Le gouvernement achève de durcir le régime de la CSG sur les produits d’épargne
25 ans après son entrée en vigueur, la CSG (contribution sociale généralisée) est bien le premier impôt sur le revenu existant en France, avec une recette qui dépassera les 120 milliards d’euros en 2018, compte tenu de la hausse de 1,7 point, contre 78 milliards pour l’impôt progressif sur le revenu. Et, à mesure que les recettes augmentent, la législation se durcit, notamment s’agissant de l’épargne. Le projet de loi de financement de la sécurité sociale, rendu public dans ses grandes lignes ce jeudi, prévoit ainsi d’aligner tous les produits d’épargne tels que le PEA ou l’épargne salariale sur le régime de l’assurance vie voté à l’automne 2013.
De quoi s’agit-il ? Jusqu’au 26 septembre 2013, lors d’un rachat d’assurance vie, sur un contrat en unités de compte, la CSG applicable était celle en vigueur au moment où le produit avait été encaissé. Ainsi, sur une prime versée en 2004, rachetée en 2012, le taux de CSG (et autres prélèvements sociaux liés) dépendait de l’année d’encaissement des gains: 11% pour les revenus accumulés entre 2004 et 2008, 12,1% pour ceux des années 2009 et 2010, etc;, à mesure que montait en puissance la CSG.

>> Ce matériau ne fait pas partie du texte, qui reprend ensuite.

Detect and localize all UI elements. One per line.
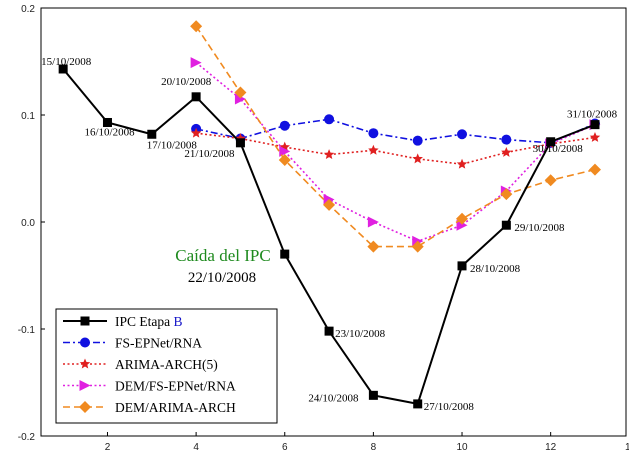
data-point (58, 64, 68, 74)
data-point (368, 390, 378, 400)
legend-marker (79, 380, 91, 391)
legend-marker (80, 316, 90, 326)
data-point (456, 158, 468, 169)
x-tick-label: 1 (625, 442, 629, 453)
legend-label: DEM/ARIMA-ARCH (115, 400, 236, 415)
caida-date: 22/10/2008 (188, 270, 256, 286)
data-point (412, 135, 423, 146)
data-point (280, 249, 290, 259)
data-point (368, 144, 379, 155)
date-annotation: 20/10/2008 (161, 76, 212, 88)
data-point (546, 137, 556, 147)
data-point (190, 127, 202, 138)
legend-entry: FS-EPNet/RNA (63, 336, 202, 351)
data-point (590, 120, 600, 130)
legend-entry: IPC Etapa B (63, 314, 183, 329)
date-annotation: 27/10/2008 (424, 401, 475, 413)
data-point (191, 92, 201, 102)
data-point (235, 138, 245, 148)
data-point (544, 174, 557, 187)
legend-entry: DEM/FS-EPNet/RNA (63, 379, 236, 394)
x-tick-label: 8 (371, 442, 377, 453)
data-point (411, 240, 424, 253)
legend-box (55, 308, 278, 424)
data-point (501, 220, 511, 230)
data-point (412, 153, 423, 164)
data-point (147, 129, 157, 139)
series-layer (58, 20, 601, 409)
y-tick-label: 0.0 (21, 218, 35, 229)
data-point (102, 117, 112, 127)
legend-marker (79, 358, 91, 369)
data-point (279, 120, 290, 131)
data-point (323, 149, 335, 160)
caida-annotation: Caída del IPC 22/10/2008 (175, 246, 270, 286)
date-annotation: 15/10/2008 (41, 56, 92, 68)
data-point (367, 216, 379, 228)
x-tick-label: 10 (456, 442, 468, 453)
data-point (588, 163, 601, 176)
legend-label: ARIMA-ARCH(5) (115, 357, 218, 372)
x-tick-label: 4 (193, 442, 199, 453)
data-point (324, 114, 335, 125)
data-point (501, 146, 512, 157)
legend: IPC Etapa B FS-EPNet/RNA ARIMA-ARCH(5) DEM/… (55, 308, 278, 424)
date-annotation: 24/10/2008 (308, 392, 359, 404)
y-tick-label: 0.1 (21, 111, 35, 122)
data-point (368, 128, 379, 139)
data-point (500, 188, 513, 201)
data-point (190, 20, 203, 33)
legend-label: IPC Etapa B (115, 314, 183, 329)
data-point (589, 131, 601, 142)
y-tick-label: 0.2 (21, 4, 35, 15)
data-point (323, 198, 336, 211)
data-point (279, 145, 291, 157)
date-annotation: 28/10/2008 (470, 263, 521, 275)
series-line (195, 118, 596, 144)
date-annotation: 31/10/2008 (567, 109, 618, 121)
data-point (324, 326, 334, 336)
data-point (234, 93, 246, 105)
legend-label: FS-EPNet/RNA (115, 336, 202, 351)
date-annotation: 21/10/2008 (184, 148, 235, 160)
date-annotation: 30/10/2008 (533, 143, 584, 155)
data-point (501, 134, 512, 145)
legend-entry: DEM/ARIMA-ARCH (63, 400, 236, 415)
date-annotation: 17/10/2008 (147, 139, 198, 151)
data-point (457, 261, 467, 271)
x-tick-label: 2 (105, 442, 111, 453)
data-point (367, 240, 380, 253)
data-point (457, 129, 468, 140)
legend-marker (80, 337, 90, 348)
legend-marker (79, 401, 91, 413)
axes: 2 4 6 8 10 12 1 -0.2 -0.1 0.0 0.1 0.2 (18, 4, 629, 453)
data-point (234, 86, 247, 99)
data-point (190, 57, 202, 69)
data-point (278, 153, 291, 166)
date-annotation: 23/10/2008 (335, 328, 386, 340)
data-point (456, 212, 469, 225)
date-annotation: 16/10/2008 (84, 126, 135, 138)
series-line (195, 61, 596, 243)
data-point (413, 399, 423, 409)
caida-title: Caída del IPC (175, 246, 270, 265)
legend-label: DEM/FS-EPNet/RNA (115, 379, 236, 394)
y-tick-label: -0.2 (18, 432, 36, 443)
annotation-layer: 15/10/2008 16/10/2008 17/10/2008 20/10/2008… (41, 56, 617, 413)
series-line (195, 25, 596, 248)
legend-entry: ARIMA-ARCH(5) (63, 357, 218, 372)
x-tick-label: 6 (282, 442, 288, 453)
x-tick-label: 12 (545, 442, 557, 453)
data-point (456, 219, 468, 231)
y-tick-label: -0.1 (18, 325, 36, 336)
series-ipc-etapa-b (58, 64, 600, 409)
series-dem-arima-arch (190, 20, 601, 253)
date-annotation: 29/10/2008 (514, 222, 565, 234)
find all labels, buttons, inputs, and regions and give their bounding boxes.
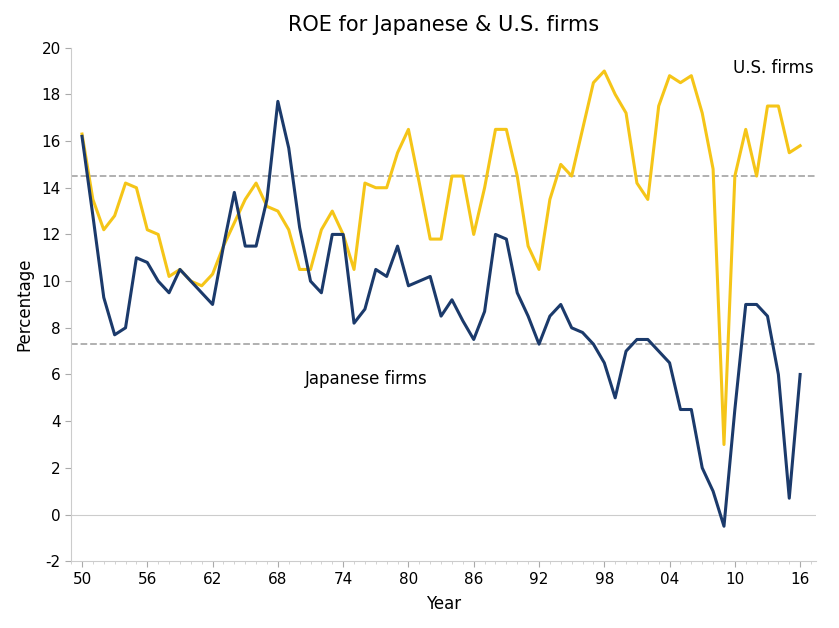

Depuis septembre 2013, c’est le taux en vigueur au moment du rachat qui s’impose, quelle que soit l’année d’encaissement des gains. Cette réforme avait été contestée car imposant une rétroactivité fiscale, et soumise au Conseil constitutionnel, mais celui-ci l’avait avalisée.
Ce régime propre à l’assurance vie, le gouvernement veut l’étendre aux autres produits d’épargne, notamment le PEA ou l’épargne salariale. Au nom de la simplification, un article du projet de loi de financement de la sécurité sociale prévoira donc une «application du taux des prélèvements en vigueur à la date du fait générateur» (autrement dit, le rachat), selon le dossier remis à la presse. Cela «permet de garantir que la hausse de la CSG (…) s’appliquera bien pour tous les faits générateurs intervenant à compter du premier janvier 2018 dans des conditions identiques à tous les produits d’épargne». Concrètement, les produits issus des sommes placées sur un PEA ou en épargne salariale seront soumis à des prélèvements sociaux de 17,2% en 2018, quelle que soit leur date d’encaissement.
Le texte du projet de loi de financement de la sécurité sociale permettra de préciser ce nouveau régime.